Semaforo verde dell’Aula del Senato al disegno di legge delega sull’assegno unico per i figli. Il via libera è arrivato praticamente all’unanimità, con 227 sì, nessun no e 4 astenuti.

Soddisfazione espressa dalla Ministra della Famiglia Elena Bonetti (IV) che ha parlato di “primo passo di una riforma storica”, sottolineando che si tratta di “un provvedimento importante perché inizia un tempo nuovo, del futuro, della ripartenza. Confermo a nome del governo l’impegno di dare seguito alla delega attuando l’assegno entro il termine del primo di luglio come previsto“.

A CHI SPETTA – Asse portante del Family Act, il provvedimento consiste in una quota media mensile di circa 250 euro per ciascun figlio (con una maggiorazione per i disabili), modulato sull’ISEE, a partire dal settimo mese di gravidanza fino ai 21 anni di età (se studente o disoccupato). L’assegno (come credito di imposta o accredito mensile) andrà a tutte le famiglie, compresi incapienti ed autonomi.

I REQUISITI – Riconosciuto a tutti i lavoratori cittadini italiani, titolari di un reddito da lavoro dipendente a tempo indeterminato o determinato, autonomi, o con partita Iva, l’assegno spetta anche ai genitori single con figli fiscalmente a carico.
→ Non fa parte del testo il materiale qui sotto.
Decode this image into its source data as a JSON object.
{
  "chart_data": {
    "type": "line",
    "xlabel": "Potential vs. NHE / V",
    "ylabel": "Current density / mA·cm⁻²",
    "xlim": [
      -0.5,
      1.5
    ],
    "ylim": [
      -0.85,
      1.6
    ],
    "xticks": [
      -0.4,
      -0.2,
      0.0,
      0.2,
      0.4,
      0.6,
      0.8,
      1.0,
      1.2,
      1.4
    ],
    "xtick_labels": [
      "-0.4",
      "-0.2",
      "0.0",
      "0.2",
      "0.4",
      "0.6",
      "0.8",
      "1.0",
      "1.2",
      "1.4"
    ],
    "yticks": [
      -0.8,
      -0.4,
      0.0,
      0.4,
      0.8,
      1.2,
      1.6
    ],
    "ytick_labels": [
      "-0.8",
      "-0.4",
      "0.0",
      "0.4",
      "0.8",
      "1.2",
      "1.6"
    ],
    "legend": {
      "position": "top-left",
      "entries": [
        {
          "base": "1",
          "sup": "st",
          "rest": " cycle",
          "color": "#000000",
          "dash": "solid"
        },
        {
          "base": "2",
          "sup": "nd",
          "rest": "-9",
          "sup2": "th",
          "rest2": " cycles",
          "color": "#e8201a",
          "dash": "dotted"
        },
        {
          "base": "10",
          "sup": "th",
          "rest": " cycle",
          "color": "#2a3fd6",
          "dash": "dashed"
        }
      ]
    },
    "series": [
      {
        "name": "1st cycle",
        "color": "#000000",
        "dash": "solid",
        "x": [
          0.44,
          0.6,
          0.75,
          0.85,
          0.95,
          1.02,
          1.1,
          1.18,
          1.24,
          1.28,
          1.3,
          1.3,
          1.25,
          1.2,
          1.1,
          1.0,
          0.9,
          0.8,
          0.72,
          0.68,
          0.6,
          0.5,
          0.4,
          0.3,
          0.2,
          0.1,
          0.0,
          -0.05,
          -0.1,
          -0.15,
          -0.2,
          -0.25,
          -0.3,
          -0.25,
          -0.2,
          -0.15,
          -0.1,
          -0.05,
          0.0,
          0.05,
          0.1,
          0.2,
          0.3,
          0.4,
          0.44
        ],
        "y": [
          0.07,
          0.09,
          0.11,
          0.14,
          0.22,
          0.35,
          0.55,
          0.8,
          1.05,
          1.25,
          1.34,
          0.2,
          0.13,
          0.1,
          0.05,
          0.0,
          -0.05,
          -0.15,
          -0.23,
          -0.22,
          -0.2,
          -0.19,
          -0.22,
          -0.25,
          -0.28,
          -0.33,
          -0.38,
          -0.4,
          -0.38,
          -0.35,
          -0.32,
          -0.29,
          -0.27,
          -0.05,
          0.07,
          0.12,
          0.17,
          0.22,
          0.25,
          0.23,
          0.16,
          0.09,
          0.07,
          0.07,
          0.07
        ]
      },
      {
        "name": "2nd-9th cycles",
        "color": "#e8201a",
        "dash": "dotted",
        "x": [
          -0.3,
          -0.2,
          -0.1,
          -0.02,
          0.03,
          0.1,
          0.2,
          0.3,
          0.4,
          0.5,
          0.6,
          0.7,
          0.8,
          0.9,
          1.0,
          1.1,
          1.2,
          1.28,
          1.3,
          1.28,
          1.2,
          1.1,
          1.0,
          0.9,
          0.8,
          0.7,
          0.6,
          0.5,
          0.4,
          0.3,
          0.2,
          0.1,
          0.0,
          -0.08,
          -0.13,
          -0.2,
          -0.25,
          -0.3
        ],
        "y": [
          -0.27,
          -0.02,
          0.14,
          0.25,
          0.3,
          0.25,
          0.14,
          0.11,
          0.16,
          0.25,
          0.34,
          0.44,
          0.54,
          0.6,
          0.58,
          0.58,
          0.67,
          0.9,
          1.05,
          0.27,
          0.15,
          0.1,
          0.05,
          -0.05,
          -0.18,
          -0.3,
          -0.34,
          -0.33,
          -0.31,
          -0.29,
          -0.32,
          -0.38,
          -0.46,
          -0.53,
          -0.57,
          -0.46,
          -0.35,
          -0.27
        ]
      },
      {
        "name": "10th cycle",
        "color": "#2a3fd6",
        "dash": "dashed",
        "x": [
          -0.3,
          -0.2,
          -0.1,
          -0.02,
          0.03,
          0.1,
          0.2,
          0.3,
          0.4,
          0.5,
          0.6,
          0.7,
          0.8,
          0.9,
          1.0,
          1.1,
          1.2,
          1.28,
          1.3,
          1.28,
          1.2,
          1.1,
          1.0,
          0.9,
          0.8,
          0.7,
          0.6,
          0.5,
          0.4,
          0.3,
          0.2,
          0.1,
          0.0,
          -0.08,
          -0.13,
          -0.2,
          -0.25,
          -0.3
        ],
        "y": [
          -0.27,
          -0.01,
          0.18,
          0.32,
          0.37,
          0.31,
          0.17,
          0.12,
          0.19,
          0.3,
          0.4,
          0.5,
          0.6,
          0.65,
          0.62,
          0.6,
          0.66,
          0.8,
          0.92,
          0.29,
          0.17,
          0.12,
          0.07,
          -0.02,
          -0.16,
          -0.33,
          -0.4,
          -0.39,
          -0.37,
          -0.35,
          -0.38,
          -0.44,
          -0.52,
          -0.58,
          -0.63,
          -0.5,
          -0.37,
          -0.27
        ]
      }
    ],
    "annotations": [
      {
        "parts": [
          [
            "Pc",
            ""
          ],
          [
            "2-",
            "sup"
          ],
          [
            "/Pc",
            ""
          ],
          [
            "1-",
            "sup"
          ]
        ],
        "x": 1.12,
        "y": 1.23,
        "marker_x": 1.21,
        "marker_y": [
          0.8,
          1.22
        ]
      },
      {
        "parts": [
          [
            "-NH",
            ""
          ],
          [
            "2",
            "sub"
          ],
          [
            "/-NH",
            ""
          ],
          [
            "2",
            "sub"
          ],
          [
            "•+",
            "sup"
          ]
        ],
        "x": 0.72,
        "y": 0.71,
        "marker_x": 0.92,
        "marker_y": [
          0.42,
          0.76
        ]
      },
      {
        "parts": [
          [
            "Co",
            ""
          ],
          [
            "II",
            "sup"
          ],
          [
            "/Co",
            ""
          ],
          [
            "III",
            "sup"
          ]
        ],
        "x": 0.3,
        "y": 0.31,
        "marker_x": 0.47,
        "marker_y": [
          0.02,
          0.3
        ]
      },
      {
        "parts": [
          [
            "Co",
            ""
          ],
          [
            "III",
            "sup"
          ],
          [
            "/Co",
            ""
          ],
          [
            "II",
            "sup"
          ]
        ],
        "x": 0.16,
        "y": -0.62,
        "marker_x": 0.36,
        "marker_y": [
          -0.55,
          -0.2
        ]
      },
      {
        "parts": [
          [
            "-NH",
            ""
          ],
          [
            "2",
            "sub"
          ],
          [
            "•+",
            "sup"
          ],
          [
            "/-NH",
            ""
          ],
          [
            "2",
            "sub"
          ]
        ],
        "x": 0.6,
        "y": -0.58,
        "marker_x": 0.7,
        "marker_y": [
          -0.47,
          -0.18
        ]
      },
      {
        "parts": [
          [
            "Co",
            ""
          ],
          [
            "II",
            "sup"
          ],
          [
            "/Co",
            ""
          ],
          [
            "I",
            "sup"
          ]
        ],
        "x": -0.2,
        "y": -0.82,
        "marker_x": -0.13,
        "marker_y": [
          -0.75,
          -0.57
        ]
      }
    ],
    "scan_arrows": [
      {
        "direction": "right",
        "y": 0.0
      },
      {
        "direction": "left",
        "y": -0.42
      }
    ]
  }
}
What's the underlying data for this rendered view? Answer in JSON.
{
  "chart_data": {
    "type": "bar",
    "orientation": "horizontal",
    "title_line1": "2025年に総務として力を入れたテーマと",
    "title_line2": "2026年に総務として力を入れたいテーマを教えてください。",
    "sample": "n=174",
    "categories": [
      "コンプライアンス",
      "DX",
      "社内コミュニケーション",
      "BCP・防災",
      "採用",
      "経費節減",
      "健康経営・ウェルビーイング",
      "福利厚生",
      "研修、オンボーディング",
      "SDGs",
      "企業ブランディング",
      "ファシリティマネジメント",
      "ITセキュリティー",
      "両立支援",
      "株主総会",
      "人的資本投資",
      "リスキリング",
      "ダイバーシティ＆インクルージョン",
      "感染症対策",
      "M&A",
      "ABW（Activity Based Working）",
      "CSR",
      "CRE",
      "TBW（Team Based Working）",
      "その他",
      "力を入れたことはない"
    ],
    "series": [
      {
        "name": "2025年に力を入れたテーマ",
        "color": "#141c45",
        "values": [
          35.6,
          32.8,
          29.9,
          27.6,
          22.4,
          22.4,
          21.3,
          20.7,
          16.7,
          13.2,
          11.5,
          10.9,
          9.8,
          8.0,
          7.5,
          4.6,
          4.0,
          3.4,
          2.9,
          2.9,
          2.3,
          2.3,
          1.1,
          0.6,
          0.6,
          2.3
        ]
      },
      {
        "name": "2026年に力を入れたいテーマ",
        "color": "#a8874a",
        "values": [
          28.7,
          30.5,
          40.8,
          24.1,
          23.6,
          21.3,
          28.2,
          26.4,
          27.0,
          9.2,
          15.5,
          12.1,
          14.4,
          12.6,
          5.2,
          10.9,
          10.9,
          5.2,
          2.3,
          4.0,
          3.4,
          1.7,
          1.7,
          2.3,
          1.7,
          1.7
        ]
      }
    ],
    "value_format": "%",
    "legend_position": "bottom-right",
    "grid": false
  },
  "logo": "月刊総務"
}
Per i soggetti cittadini UE o Extra UE è necessario: avere il permesso di soggiorno (per soggiornanti di lungo periodo o per motivi di lavoro o di ricerca di durata almeno annuale); versare l’Irpef in Italia; vivere con i figli a carico nel nostro Paese; essere stato o essere residente in Italia per almeno due anni, anche non continuativi, ovvero essere in possesso di un contratto di lavoro a tempo indeterminato o di durata almeno biennale.

Alla “festa” partecipa anche Matteo Renzi: “La Leopolda del 2019 è stato dove lei ministro”, ha detto rivolgendosi alla Bonetti, “ha presentato una proposta organica che ha permesso in 16 mesi la prima vera risposta. Le diamo atto di aver fatto un grande lavoro. Questo dare atto voglio condividerlo con il presidente Draghi e il presidente Conte, perchè entrambi hanno avuto l’intelligenza di credere in questo provvedimento”.